The aggregation of normally soluble α-synuclein in the dopaminergic neurons of the substantia nigra is a crucial step in the pathogenesis of Parkinson's disease. Oxidative stress is believed to be a contributing factor in this disorder. We have previously established that oxidation of all four methionine residues in α-synuclein (to the sulfoxide, MetO) inhibits fibrillation of this protein in vitro and that the MetO protein also inhibits fibrillation of unmodified α-synuclein.

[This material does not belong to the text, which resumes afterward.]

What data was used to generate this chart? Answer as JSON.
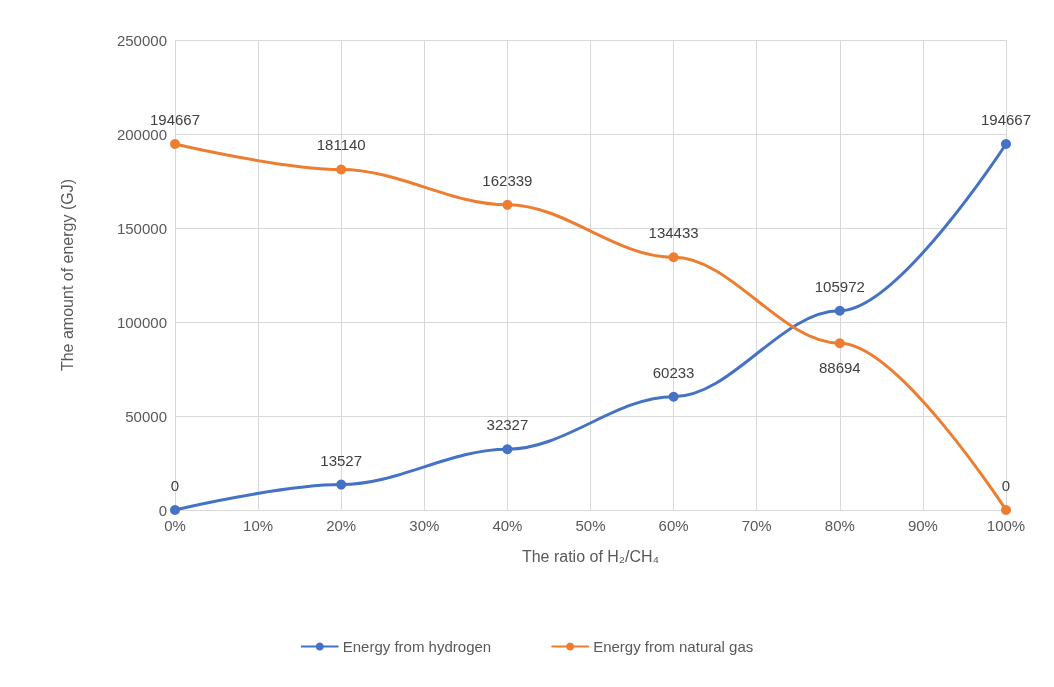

Here we show that the degree of inhibition of fibrillation by MetO α-synuclein is proportional to the number of oxidized methionines. This was accomplished be selectively converting Met residues into Leu, prior to Met oxidation. The results showed that with one oxidized Met the kinetics of fibrillation were comparable to those for the control (nonoxidized), and with increasing numbers of methionine sulfoxides the kinetics of fibrillation became progressively slower. Electron microscope images showed that the fibril morphology was similar for all species examined, although fewer fibrils were observed with the oxidized forms. The presence of zinc was shown to overcome the Met oxidation-induced inhibition. Interestingly, substitution of Met by Leu led to increased propensity for aggregation (soluble oligomers) but slower formation of fibrils.